Per questo le famiglie degli ostaggi hanno manifestato ripetutamente in Israelechiedendo al governo Netanyahu di fare tutto il possibile per la liberazione dei loro cari, incluso appunto uno scambio di prigionieri.
Secondo quanto si sa dell'accordo, Hamas libererà 50 ostaggi in cambio di 150 detenuti palestinesi in Israele.
Verranno liberati solo donne e minori, scelti all'interno di liste di nomi che le parti si sono scambiate. Le identità di chi verrà rilasciato sarà resa nota nelle prossime ore.
L'accordo, arrivato dopo settimane di negoziati e con la mediazione soprattutto di Qatar e Stati Uniti, entrerà in vigore giovedì mattina alle 10 del mattino (le 9 in Italia) secondo la canale pubblico egiziano Qahera.
COSA PREVEDE L'ACCORDO RAGGIUNTO TRA ISRAELE E HAMAS
Ogni giorno di cessate il fuoco dovrebbe vedere il rilascio di una dozzina di ostaggi.

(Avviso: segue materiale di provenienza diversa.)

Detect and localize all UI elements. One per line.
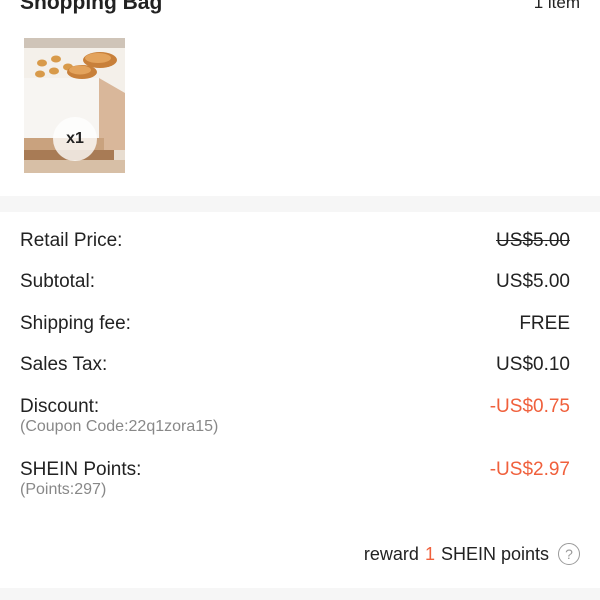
discount-value: -US$0.75 <box>489 396 570 417</box>
discount-label: Discount: <box>20 396 100 417</box>
retail-price-label: Retail Price: <box>20 230 123 251</box>
order-summary: Retail Price: US$5.00 Subtotal: US$5.00 … <box>0 212 600 588</box>
shipping-value: FREE <box>519 313 570 334</box>
reward-suffix: SHEIN points <box>440 543 549 564</box>
reward-amount: 1 <box>424 543 435 564</box>
quantity-badge: x1 <box>53 117 97 161</box>
points-value: -US$2.97 <box>489 459 570 480</box>
item-count: 1 item <box>533 0 580 12</box>
points-balance-text: (Points:297) <box>20 481 107 498</box>
bag-header: Shopping Bag 1 item x1 <box>0 0 600 196</box>
reward-points-note: reward 1 SHEIN points ? <box>364 543 580 565</box>
page-title: Shopping Bag <box>20 0 163 14</box>
question-circle-icon[interactable]: ? <box>558 543 580 565</box>
points-label: SHEIN Points: <box>20 459 142 480</box>
sales-tax-value: US$0.10 <box>496 354 570 375</box>
subtotal-label: Subtotal: <box>20 271 95 292</box>
section-divider <box>0 196 600 212</box>
reward-prefix: reward <box>363 543 419 564</box>
shipping-label: Shipping fee: <box>20 313 131 334</box>
sales-tax-label: Sales Tax: <box>20 354 108 375</box>
retail-price-value: US$5.00 <box>496 230 570 251</box>
subtotal-value: US$5.00 <box>496 271 570 292</box>
product-thumbnail[interactable]: x1 <box>24 38 125 173</box>
coupon-code-text: (Coupon Code:22q1zora15) <box>20 418 219 435</box>
bottom-divider <box>0 588 600 600</box>
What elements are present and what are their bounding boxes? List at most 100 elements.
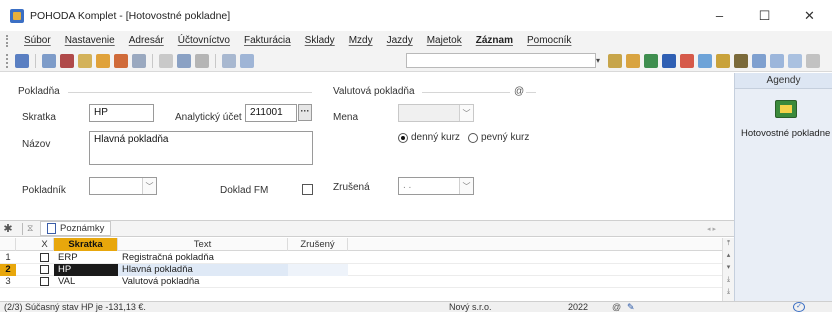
row-number: 1 <box>5 252 11 263</box>
copy-icon[interactable] <box>42 53 56 68</box>
scroll-bottom-icon[interactable]: ⤓ <box>723 274 734 286</box>
tab-poznamky[interactable]: Poznámky <box>40 221 112 236</box>
row-checkbox[interactable] <box>40 277 49 286</box>
chevron-down-icon[interactable]: ﹀ <box>142 178 156 194</box>
asterisk-icon[interactable]: ✱ <box>0 222 16 235</box>
filter-icon[interactable] <box>608 53 622 68</box>
scroll-down-icon[interactable]: ▾ <box>723 262 734 274</box>
menu-jazdy[interactable]: Jazdy <box>387 35 413 46</box>
table-row[interactable]: 1 ERP Registračná pokladňa <box>0 252 722 264</box>
calendar-icon[interactable] <box>698 53 712 68</box>
title-bar: POHODA Komplet - [Hotovostné pokladne] –… <box>0 0 832 31</box>
menu-nastavenie[interactable]: Nastavenie <box>65 35 115 46</box>
mena-select[interactable]: ﹀ <box>398 104 474 122</box>
row-checkbox[interactable] <box>40 265 49 274</box>
menu-fakturacia[interactable]: Fakturácia <box>244 35 291 46</box>
menu-adresar[interactable]: Adresár <box>129 35 164 46</box>
denny-kurz-radio[interactable] <box>398 133 408 143</box>
layout-icon[interactable] <box>770 53 784 68</box>
globe-icon[interactable] <box>662 53 676 68</box>
column-header-x[interactable]: X <box>36 238 54 251</box>
skratka-input[interactable]: HP <box>89 104 154 122</box>
scroll-end-icon[interactable]: ⤓ <box>723 286 734 298</box>
panel-icon[interactable] <box>788 53 802 68</box>
column-header-zruseny[interactable]: Zrušený <box>288 238 348 251</box>
row-code: ERP <box>58 252 78 263</box>
maximize-button[interactable]: ☐ <box>742 0 787 31</box>
window-icon[interactable] <box>752 53 766 68</box>
document-icon <box>47 223 56 234</box>
at-icon[interactable]: @ <box>514 86 524 97</box>
menu-mzdy[interactable]: Mzdy <box>349 35 373 46</box>
iban-icon[interactable] <box>734 53 748 68</box>
table-scrollbar[interactable]: ⤒ ▴ ▾ ⤓ ⤓ <box>722 238 734 301</box>
account-picker-button[interactable]: ··· <box>298 104 312 121</box>
pdf-icon[interactable] <box>680 53 694 68</box>
forward-icon[interactable] <box>240 53 254 68</box>
at-icon[interactable]: @ <box>612 302 621 313</box>
export-icon[interactable] <box>114 53 128 68</box>
tab-poznamky-label: Poznámky <box>60 223 105 234</box>
analyticky-ucet-input[interactable]: 211001 <box>245 104 297 122</box>
folder-icon[interactable] <box>626 53 640 68</box>
zrusena-date-input[interactable]: . . ﹀ <box>398 177 474 195</box>
group-pokladna-title: Pokladňa <box>18 86 60 97</box>
menu-zaznam[interactable]: Záznam <box>476 35 513 46</box>
chevron-down-icon[interactable]: ﹀ <box>459 178 473 194</box>
help-icon[interactable] <box>806 53 820 68</box>
check-icon[interactable]: ✓ <box>793 302 805 312</box>
edit-icon[interactable] <box>177 53 191 68</box>
window-title: POHODA Komplet - [Hotovostné pokladne] <box>30 9 231 22</box>
group-divider <box>68 92 312 93</box>
menu-majetok[interactable]: Majetok <box>427 35 462 46</box>
doklad-fm-checkbox[interactable] <box>302 184 313 195</box>
save-icon[interactable] <box>644 53 658 68</box>
columns-icon[interactable] <box>195 53 209 68</box>
close-button[interactable]: ✕ <box>787 0 832 31</box>
toolbar: ▾ <box>0 50 832 72</box>
nazov-textarea[interactable]: Hlavná pokladňa <box>89 131 313 165</box>
table-row-selected[interactable]: 2 HP Hlavná pokladňa <box>0 264 722 276</box>
preview-icon[interactable] <box>78 53 92 68</box>
tab-scroll-arrows[interactable]: ◂ ▸ <box>707 225 716 233</box>
group-divider <box>526 92 536 93</box>
scroll-top-icon[interactable]: ⤒ <box>723 238 734 250</box>
calc-icon[interactable] <box>132 53 146 68</box>
pokladnik-select[interactable]: ﹀ <box>89 177 157 195</box>
chevron-down-icon[interactable]: ﹀ <box>459 105 473 121</box>
row-zruseny <box>288 264 348 276</box>
table-row[interactable]: 3 VAL Valutová pokladňa <box>0 276 722 288</box>
menu-subor[interactable]: Súbor <box>24 35 51 46</box>
pohoda-app-icon <box>10 8 24 23</box>
minimize-button[interactable]: – <box>697 0 742 31</box>
cash-register-icon[interactable] <box>775 100 797 118</box>
status-year[interactable]: 2022 <box>568 302 588 313</box>
column-header-skratka[interactable]: Skratka <box>54 238 118 251</box>
scroll-up-icon[interactable]: ▴ <box>723 250 734 262</box>
status-company[interactable]: Nový s.r.o. <box>449 302 492 313</box>
pen-icon[interactable]: ✎ <box>627 302 635 313</box>
status-message: (2/3) Súčasný stav HP je -131,13 €. <box>4 302 146 312</box>
filter-tab-icon[interactable]: ⧖ <box>22 222 36 235</box>
menu-sklady[interactable]: Sklady <box>305 35 335 46</box>
menu-uctovnictvo[interactable]: Účtovníctvo <box>178 35 230 46</box>
report-icon[interactable] <box>96 53 110 68</box>
toolbar-search-input[interactable] <box>406 53 596 68</box>
back-icon[interactable] <box>222 53 236 68</box>
detail-tab-bar: ✱ ⧖ Poznámky ◂ ▸ <box>0 220 734 237</box>
row-checkbox[interactable] <box>40 253 49 262</box>
print-icon[interactable] <box>60 53 74 68</box>
column-header-text[interactable]: Text <box>118 238 288 251</box>
zrusena-label: Zrušená <box>333 182 370 193</box>
new-record-icon[interactable] <box>159 53 173 68</box>
pevny-kurz-radio[interactable] <box>468 133 478 143</box>
open-icon[interactable] <box>15 53 29 68</box>
agendy-item-hotovostne-pokladne[interactable]: Hotovostné pokladne <box>741 128 830 139</box>
chevron-down-icon[interactable]: ▾ <box>596 54 606 68</box>
users-icon[interactable] <box>716 53 730 68</box>
row-text: Registračná pokladňa <box>122 252 214 263</box>
menu-grip-icon <box>6 34 10 47</box>
menu-pomocnik[interactable]: Pomocník <box>527 35 571 46</box>
skratka-label: Skratka <box>22 112 56 123</box>
row-number: 3 <box>5 276 11 287</box>
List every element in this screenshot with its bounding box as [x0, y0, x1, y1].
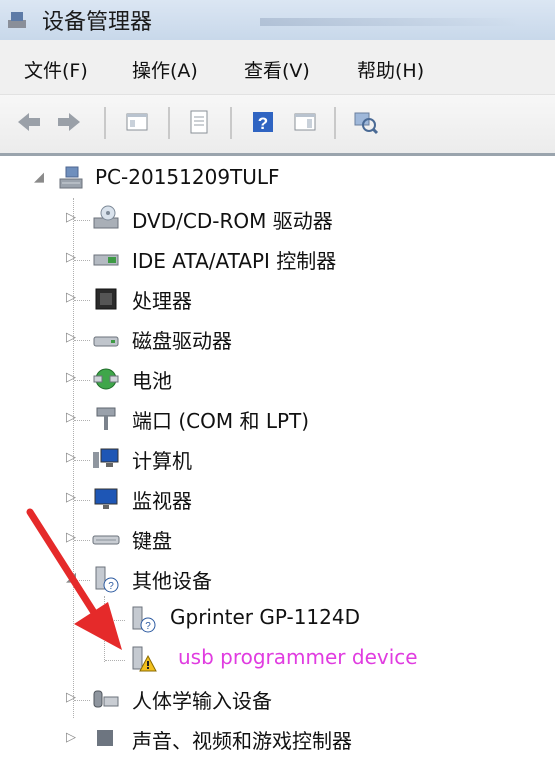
tree-item-sound[interactable]: ▷ 声音、视频和游戏控制器: [0, 718, 555, 758]
unknown-device-icon: ?: [132, 606, 156, 633]
title-bar: 设备管理器: [0, 0, 555, 40]
tree-connector: [74, 420, 90, 421]
expand-icon[interactable]: ▷: [66, 450, 76, 465]
tree-item-label: usb programmer device: [178, 645, 418, 669]
tree-item-label: 处理器: [132, 289, 192, 313]
ide-controller-icon: [93, 254, 119, 266]
tree-connector: [74, 460, 90, 461]
expand-icon[interactable]: ▷: [66, 690, 76, 705]
tree-item-label: 声音、视频和游戏控制器: [132, 729, 352, 753]
help-icon[interactable]: ?: [248, 107, 278, 137]
toolbar-separator: [104, 107, 106, 139]
tree-item-label: 键盘: [132, 529, 172, 553]
toolbar-separator: [334, 107, 336, 139]
tree-item-dvd[interactable]: ▷ DVD/CD-ROM 驱动器: [0, 198, 555, 238]
dvd-drive-icon: [93, 205, 119, 229]
tree-connector: [74, 700, 90, 701]
collapse-icon[interactable]: ◢: [34, 170, 44, 185]
tree-item-label: 磁盘驱动器: [132, 329, 232, 353]
tree-connector: [105, 620, 125, 621]
tree-connector: [74, 500, 90, 501]
menu-bar: 文件(F) 操作(A) 查看(V) 帮助(H): [0, 40, 555, 95]
device-tree: ◢ PC-20151209TULF ▷ DVD/CD-ROM 驱动器 ▷ IDE…: [0, 158, 555, 753]
warning-device-icon: [132, 646, 157, 672]
tree-item-ports[interactable]: ▷ 端口 (COM 和 LPT): [0, 398, 555, 438]
menu-help[interactable]: 帮助(H): [357, 56, 424, 83]
title-blur: [260, 18, 520, 26]
tree-connector: [105, 660, 125, 661]
tree-item-label: 端口 (COM 和 LPT): [132, 409, 310, 433]
collapse-icon[interactable]: ◢: [66, 570, 76, 585]
expand-icon[interactable]: ▷: [66, 730, 76, 745]
toolbar-separator: [230, 107, 232, 139]
expand-icon[interactable]: ▷: [66, 250, 76, 265]
tree-item-keyboard[interactable]: ▷ 键盘: [0, 518, 555, 558]
tree-item-label: Gprinter GP-1124D: [170, 605, 361, 629]
toolbar: ?: [0, 95, 555, 156]
expand-icon[interactable]: ▷: [66, 290, 76, 305]
monitor-icon: [94, 488, 118, 509]
keyboard-icon: [92, 535, 120, 545]
tree-connector: [74, 260, 90, 261]
tree-item-label: 电池: [132, 369, 172, 393]
tree-item-ide[interactable]: ▷ IDE ATA/ATAPI 控制器: [0, 238, 555, 278]
console-tree-icon[interactable]: [122, 107, 152, 137]
menu-file[interactable]: 文件(F): [24, 56, 88, 83]
svg-text:?: ?: [258, 114, 268, 133]
disk-drive-icon: [93, 336, 119, 347]
tree-item-label: IDE ATA/ATAPI 控制器: [132, 249, 337, 273]
tree-item-label: 计算机: [132, 449, 192, 473]
tree-item-label: 监视器: [132, 489, 192, 513]
tree-item-battery[interactable]: ▷ 电池: [0, 358, 555, 398]
tree-item-computer[interactable]: ▷ 计算机: [0, 438, 555, 478]
tree-root[interactable]: ◢ PC-20151209TULF: [0, 158, 555, 198]
expand-icon[interactable]: ▷: [66, 530, 76, 545]
tree-item-label: DVD/CD-ROM 驱动器: [132, 209, 333, 233]
expand-icon[interactable]: ▷: [66, 490, 76, 505]
tree-item-usb-programmer[interactable]: usb programmer device: [0, 638, 555, 678]
tree-item-monitor[interactable]: ▷ 监视器: [0, 478, 555, 518]
processor-icon: [95, 288, 117, 310]
menu-view[interactable]: 查看(V): [244, 56, 310, 83]
action-pane-icon[interactable]: [290, 107, 320, 137]
sound-icon: [97, 730, 113, 746]
properties-icon[interactable]: [184, 107, 214, 137]
expand-icon[interactable]: ▷: [66, 330, 76, 345]
device-manager-icon: [8, 12, 26, 28]
battery-icon: [93, 368, 119, 390]
tree-item-hid[interactable]: ▷ 人体学输入设备: [0, 678, 555, 718]
expand-icon[interactable]: ▷: [66, 210, 76, 225]
svg-text:?: ?: [145, 621, 151, 632]
tree-item-label: 人体学输入设备: [132, 689, 272, 713]
tree-connector: [74, 340, 90, 341]
window-title: 设备管理器: [42, 10, 153, 35]
hid-icon: [93, 690, 119, 708]
forward-icon[interactable]: [54, 107, 84, 137]
tree-connector: [74, 220, 90, 221]
tree-item-other-devices[interactable]: ◢ ? 其他设备: [0, 558, 555, 598]
unknown-device-icon: ?: [95, 566, 119, 593]
tree-connector: [74, 540, 90, 541]
tree-item-disk[interactable]: ▷ 磁盘驱动器: [0, 318, 555, 358]
svg-text:?: ?: [108, 581, 114, 592]
port-icon: [96, 407, 116, 430]
tree-item-processor[interactable]: ▷ 处理器: [0, 278, 555, 318]
tree-root-label: PC-20151209TULF: [95, 165, 280, 189]
tree-connector: [74, 580, 90, 581]
toolbar-separator: [168, 107, 170, 139]
expand-icon[interactable]: ▷: [66, 370, 76, 385]
computer-icon: [59, 166, 83, 189]
tree-item-label: 其他设备: [132, 569, 212, 593]
tree-item-gprinter[interactable]: ? Gprinter GP-1124D: [0, 598, 555, 638]
scan-hardware-icon[interactable]: [350, 107, 380, 137]
menu-action[interactable]: 操作(A): [132, 56, 198, 83]
tree-connector: [74, 300, 90, 301]
expand-icon[interactable]: ▷: [66, 410, 76, 425]
back-icon[interactable]: [14, 107, 44, 137]
tree-connector: [74, 380, 90, 381]
computer-icon: [93, 448, 119, 468]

Israele ha dichiarato che la tregua sarà prolungata di un giorno per ogni dieci ostaggi in più rilasciati.
Tra i palestinesi dovrebbero uscire dal carcere molti adolescenti arrestati quest'anno per avere lanciato pietre contro le forze dell'ordine, come lascia intendere un elenco di prigionieri idonei al rilascio pubblicato dal ministero della Giustizia israeliano.
Israele detiene oltre ottomila palestinesi condannati, o solo accusati, per reati legati alla sicurezza secondo la ong Palestinian Prisoners Club.
LE REAZIONI ALL'ACCORDO IN ISRAELE
La conclusione dell'accordo, che prevederebbe anche l'entrata a Gaza dall'Egitto di carburante e altri aiuti umanitari durante la tregua, ha suscitato reazioni contrastanti in Israele.
Il Paese ha condiviso il trauma delle 1200 vittime civili confermate e la pena delle famiglie degli ostaggi, insieme con il sollievo per il rilascio delle prime quattro persone nelle scorse settimane.
Rimangono tuttavia i timori sulla sorte degli altri ostaggi e divisioni su come risolvere definitivamente la crisi apertasi con gli attacchi di Hamas del 7 ottobre.
"Ho sentimenti contrastanti perché a Gaza ci sono ancora molti rapiti e non sappiamo come, quando o a che punto arriveranno" dice un residente di Tel Aviv.
"Questo accordo non basta e accetta le loro condizioni. Faranno come vogliono, riporteranno le madri senza i loro figli, o con un solo figlio, lasciando indietro tutti i padri" dice un'altra passante riferendosi, all'identità degli ostaggi che saranno liberati da Hamas, non ancora note.
Secondo il quotidiano israeliano Haaretz, il Comitato internazionale della Croce Rossa visiterà gli ostaggi rimasti e fornirà loro le medicine di cui hanno bisogno. Né Hamas né Israele hanno confermato questo dettaglio.